“The Day the Leader was Killed” by Naguib Mahfouz

“The Day the Leader was Killed” by Naguib Mahfouz  (1985)  103 pages Translated by Malak Mashem

It’s a most distressing affliction to have a sentimental heart and a skeptical mind.” – Naguib Mahfouz

 ImageI want to take the occasion of this review to honor a great man.  In this age of unreason, Naguib Mahfouz was the last reasonable man. 

 Let me first give a short summary of his life.  Mahfouz was born in 1911 in Cairo, Egypt, a city he rarely left during his long life.  His parents were devout Muslims, and he had a strict Muslim upbringing.  He witnessed the Egyptian Revolution of 1919 as a child and watched British soldiers firing at unarmed Egyptian civilians protesting British rule. 

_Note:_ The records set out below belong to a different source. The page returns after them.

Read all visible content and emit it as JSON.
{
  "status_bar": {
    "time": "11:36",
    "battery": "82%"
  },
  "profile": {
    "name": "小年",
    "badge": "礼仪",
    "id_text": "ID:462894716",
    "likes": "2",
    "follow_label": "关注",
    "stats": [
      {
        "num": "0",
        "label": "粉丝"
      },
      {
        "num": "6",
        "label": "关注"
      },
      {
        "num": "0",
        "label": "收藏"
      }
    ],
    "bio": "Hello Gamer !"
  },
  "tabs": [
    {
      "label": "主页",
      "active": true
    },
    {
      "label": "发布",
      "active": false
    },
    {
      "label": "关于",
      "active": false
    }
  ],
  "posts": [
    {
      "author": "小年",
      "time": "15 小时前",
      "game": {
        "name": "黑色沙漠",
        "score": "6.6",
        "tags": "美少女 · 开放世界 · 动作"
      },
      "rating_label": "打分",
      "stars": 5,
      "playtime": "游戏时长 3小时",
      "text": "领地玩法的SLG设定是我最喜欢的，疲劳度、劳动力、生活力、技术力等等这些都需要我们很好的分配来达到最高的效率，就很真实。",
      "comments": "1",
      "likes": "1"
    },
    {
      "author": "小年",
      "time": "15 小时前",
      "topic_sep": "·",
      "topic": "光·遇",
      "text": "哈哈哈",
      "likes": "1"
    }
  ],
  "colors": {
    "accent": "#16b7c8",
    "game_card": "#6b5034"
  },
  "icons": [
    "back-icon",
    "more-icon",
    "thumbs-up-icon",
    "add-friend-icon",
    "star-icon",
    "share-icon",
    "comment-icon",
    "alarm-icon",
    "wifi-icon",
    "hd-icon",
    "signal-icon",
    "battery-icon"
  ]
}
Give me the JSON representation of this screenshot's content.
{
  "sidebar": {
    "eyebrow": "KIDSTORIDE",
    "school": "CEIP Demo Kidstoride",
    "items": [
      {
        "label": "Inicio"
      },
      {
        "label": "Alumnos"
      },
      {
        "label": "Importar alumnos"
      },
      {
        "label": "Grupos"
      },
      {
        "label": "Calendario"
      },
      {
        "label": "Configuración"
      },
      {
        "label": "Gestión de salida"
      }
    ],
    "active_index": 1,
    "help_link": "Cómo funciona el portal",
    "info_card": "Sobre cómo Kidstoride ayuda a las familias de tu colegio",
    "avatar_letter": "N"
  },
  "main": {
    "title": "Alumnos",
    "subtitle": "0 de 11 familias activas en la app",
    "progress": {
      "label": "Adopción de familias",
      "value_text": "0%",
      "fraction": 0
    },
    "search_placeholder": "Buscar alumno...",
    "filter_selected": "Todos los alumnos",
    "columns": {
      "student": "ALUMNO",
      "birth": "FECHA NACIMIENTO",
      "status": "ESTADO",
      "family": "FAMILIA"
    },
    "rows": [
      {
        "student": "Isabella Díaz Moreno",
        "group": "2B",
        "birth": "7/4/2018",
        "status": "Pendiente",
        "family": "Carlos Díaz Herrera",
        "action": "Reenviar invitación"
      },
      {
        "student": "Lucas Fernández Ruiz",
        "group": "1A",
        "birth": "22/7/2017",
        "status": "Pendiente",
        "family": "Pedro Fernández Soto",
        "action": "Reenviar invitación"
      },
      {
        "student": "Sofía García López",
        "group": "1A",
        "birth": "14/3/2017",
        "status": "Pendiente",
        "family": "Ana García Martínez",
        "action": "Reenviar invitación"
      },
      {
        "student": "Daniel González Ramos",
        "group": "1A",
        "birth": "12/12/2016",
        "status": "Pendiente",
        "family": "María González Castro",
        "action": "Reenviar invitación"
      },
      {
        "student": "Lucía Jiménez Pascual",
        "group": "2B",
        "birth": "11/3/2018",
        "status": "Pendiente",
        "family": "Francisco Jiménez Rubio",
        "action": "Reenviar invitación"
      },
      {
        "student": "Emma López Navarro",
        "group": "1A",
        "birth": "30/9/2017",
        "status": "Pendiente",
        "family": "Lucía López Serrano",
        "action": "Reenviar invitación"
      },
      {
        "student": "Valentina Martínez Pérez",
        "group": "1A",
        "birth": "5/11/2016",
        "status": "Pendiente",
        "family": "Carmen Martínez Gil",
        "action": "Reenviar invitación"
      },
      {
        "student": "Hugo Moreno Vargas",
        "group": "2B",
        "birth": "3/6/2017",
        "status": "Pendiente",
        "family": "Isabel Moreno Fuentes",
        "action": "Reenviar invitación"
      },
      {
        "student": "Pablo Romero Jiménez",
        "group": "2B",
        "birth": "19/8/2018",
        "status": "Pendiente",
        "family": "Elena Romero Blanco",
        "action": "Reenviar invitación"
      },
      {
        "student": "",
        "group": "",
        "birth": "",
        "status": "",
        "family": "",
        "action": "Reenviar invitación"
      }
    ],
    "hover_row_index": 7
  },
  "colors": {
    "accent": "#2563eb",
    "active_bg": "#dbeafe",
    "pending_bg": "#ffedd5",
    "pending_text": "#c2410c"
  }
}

 From an early age he knew he was going to be a writer, and he read widely at a young age.  His mother would take him to museums, and he became well grounded in Egyptian history.  He wrote his first stories at 17 and published his first novel at age 21.   During his long career, he wrote many novels and short stories which take place either in historical or present-day Egypt. In the 1950s, he produced the Cairo Trilogy (‘Palace Walk’, ‘Palace of Dreams’, and ‘Sugar Street’) which is considered a landmark of his career and which I have read and much appreciated in its entirety.  He also wrote famous single novels such as Midaq Alley and many novellas of which “The Day the Leader was Killed” is one of the better ones.  In 1988 Mahfouz was awarded the Nobel Prize for Literature, the first Arab author to be honored.  Throughout his career Mahfouz supported the two ideals of socialism and democracy.

 When the Ayatollah Khomeini of Iran condemned Salman Rushdie to death in 1989 for writing “Satanic Verses”, Mahfouz defended Rushdie.  For this, Mahfouz was put on an Islamic fundamentalist “death list”.  In 1994 Islamic extremists attempted to assassinate him by stabbing him in the neck.  Mahfouz suffered permanent nerve damage as a result, and this highly prolific writer was unable to write for more than a few minutes a day.  He died in 2006 at the age of 95.

 “The Day the Leader was Killed” is narrated in revolving chapters by each of the three main characters.  Elwan is a young man from Cairo who has been going with his girlfriend Randa for many years, but still can’t afford to marry her. He sets Randa free so she can find someone else to marry, even though he still loves her.  They both develop other relationships which turn out to have disastrous consequences.  Both Elwan and Randa narrate chapters of the novel as well as Elwan’s doting grandfather who provides some perspective and distance on the plight of the two young people. 

 The drama advances until the day that the Egyptian leader Anwar Sadat is murdered, October 6, 1981. 

220px-Necip_Mahfuz “The Day the Leader was Killed” is not only the dramatic story of this young couple; it is also a commentary on the unrest and corruption of the Sadat years in Egypt.  Naguib Mahfouz is a capable enough writer to blend the personal drama and the complex political story into a short novella.  “The Day the Leader was Killed” would serve as a good introduction to the work of one of the giants in modern literature.